In an official letter of intent he sent to National Tobacco Administrator Edgardo D. Zaragoza, MC Executive Vice President Oscar P. Barrientos said it is buying tobacco from farmers 100 percent more than the five million kilograms his firm bought in 2013.
“This is to assure our tobacco farmers of our willingness to help in response to the published report of the market leader in the tobacco industry to lessen production this year,” Barrientos, a retired regional trial court judge, said.
The letter of intent, in effect, debunked critics’ allegations that MC has been importing raw materials from foreign countries at low prices and therefore it is no longer buying tobacco from local farmers.
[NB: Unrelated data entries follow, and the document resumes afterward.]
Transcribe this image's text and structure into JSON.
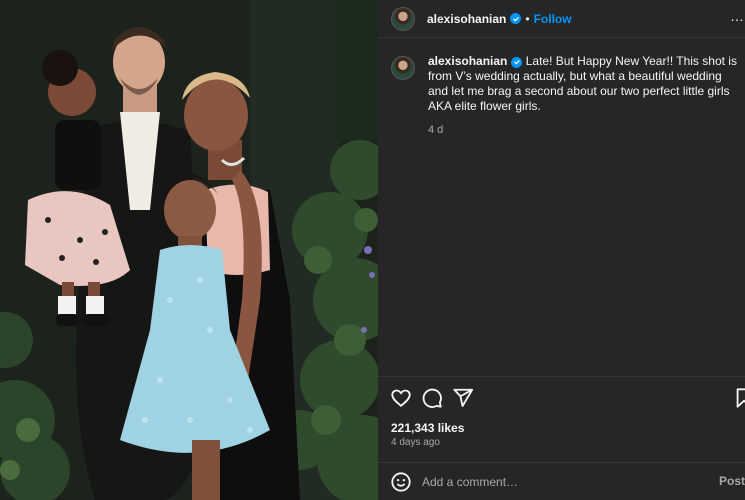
{
  "post": {
    "author": {
      "username": "alexisohanian",
      "verified": true,
      "avatar_icon": "profile-avatar"
    },
    "follow_label": "Follow",
    "separator": "•",
    "more_label": "…",
    "caption": {
      "text": "Late! But Happy New Year!! This shot is from V’s wedding actually, but what a beautiful wedding and let me brag a second about our two perfect little girls AKA elite flower girls.",
      "time": "4 d"
    },
    "likes": "221,343 likes",
    "date": "4 days ago",
    "comment": {
      "placeholder": "Add a comment…",
      "post_label": "Post"
    },
    "icons": [
      "heart-icon",
      "comment-icon",
      "share-icon",
      "bookmark-icon",
      "emoji-icon",
      "verified-badge-icon",
      "more-options-icon"
    ],
    "colors": {
      "accent": "#0095f6",
      "panel": "#262626",
      "text": "#f5f5f5",
      "muted": "#a8a8a8"
    }
  }
}
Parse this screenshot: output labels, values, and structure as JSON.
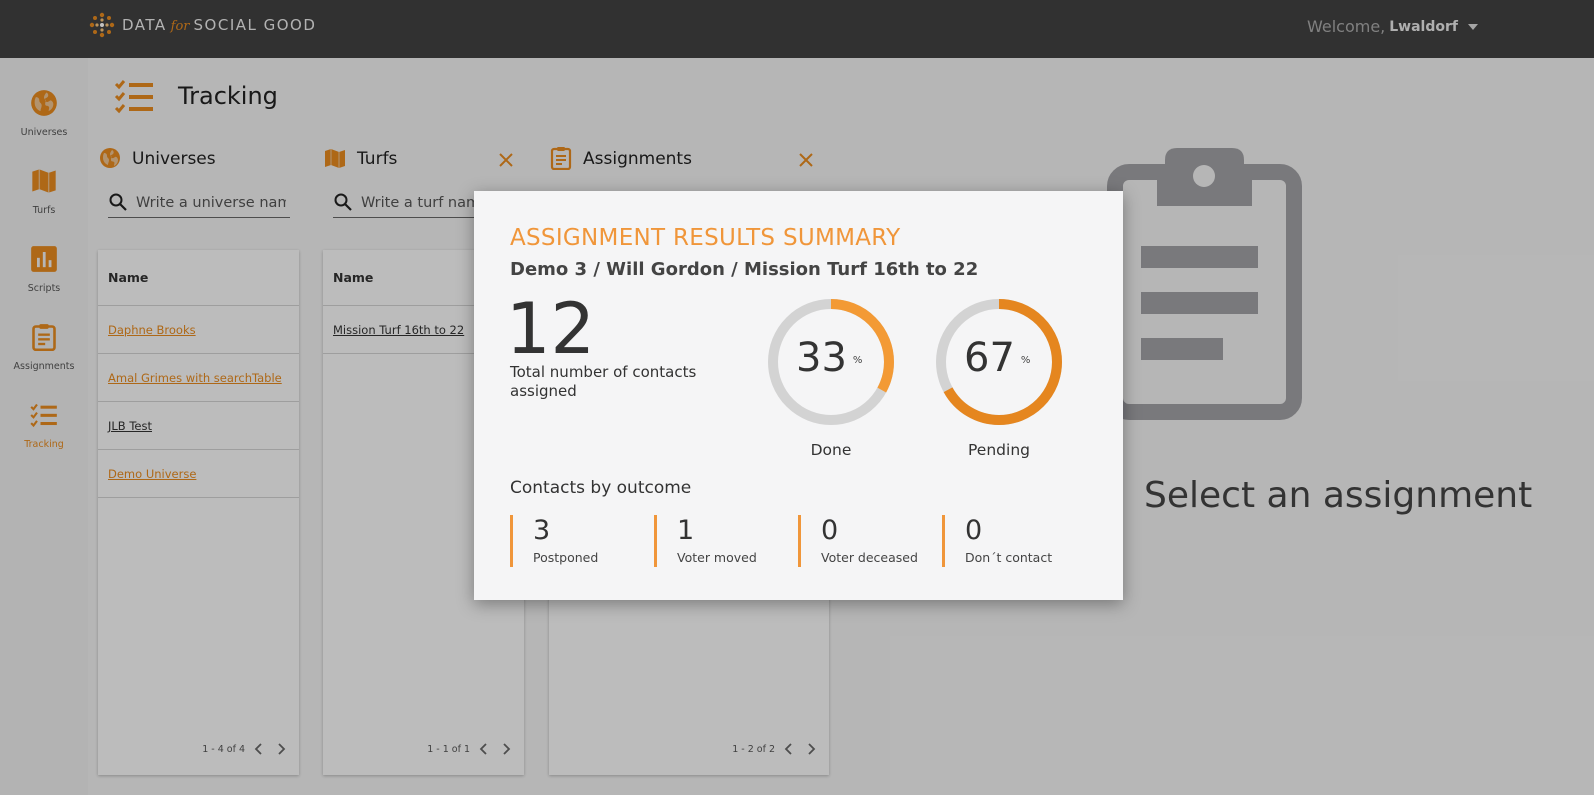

Barrientos said their critics have been resorting to a disinformation campaign using convoluted data in an effort to undermine Mighty’s tremendous increase of its market shares.
MC’s market shares surged to almost 20 percent of the low-priced cigarette brands last year from three percent the previous year, resulting to the payment P8.2 billion in excise taxes.
According to Barrientos, their market shares shot up after the government effectively implemented Republic Act 10352, otherwise known as the Sin Tax Law that leveled the playing field in the multibillion-peso tobacco industry which was controlled by Philip Morris and Fortune Tobacco. The new law that took 14 years to pass and certified as urgent by President Aquino III caused a tremendous migration of smokers from the expensive premium and sub-premium brands to low-priced cigarettes.
It also resulted to some smokers, because of economic reason, to simply quit the vice and thus validated health authorities estimate that the sin tax law would result to the decrease of the number of smokers in the country.
Before the end of 2013, total tax collection by the BIR hit an all time increase of P91.6 billion from P60.4 billion in 2012. Taxes from cigarettes represented 61.6 percent or almost two thirds of all sin tax collection for 11 months of 2013.
Mighty Corp., then a minor player with a measly three percent of the market share with only P500 million in excise tax payments before the sin tax law took effect in 2012, contributed P8.2 billion in tax payments in 2013, discrediting its critics that it had allegedly committed technical smuggling and tax evasion.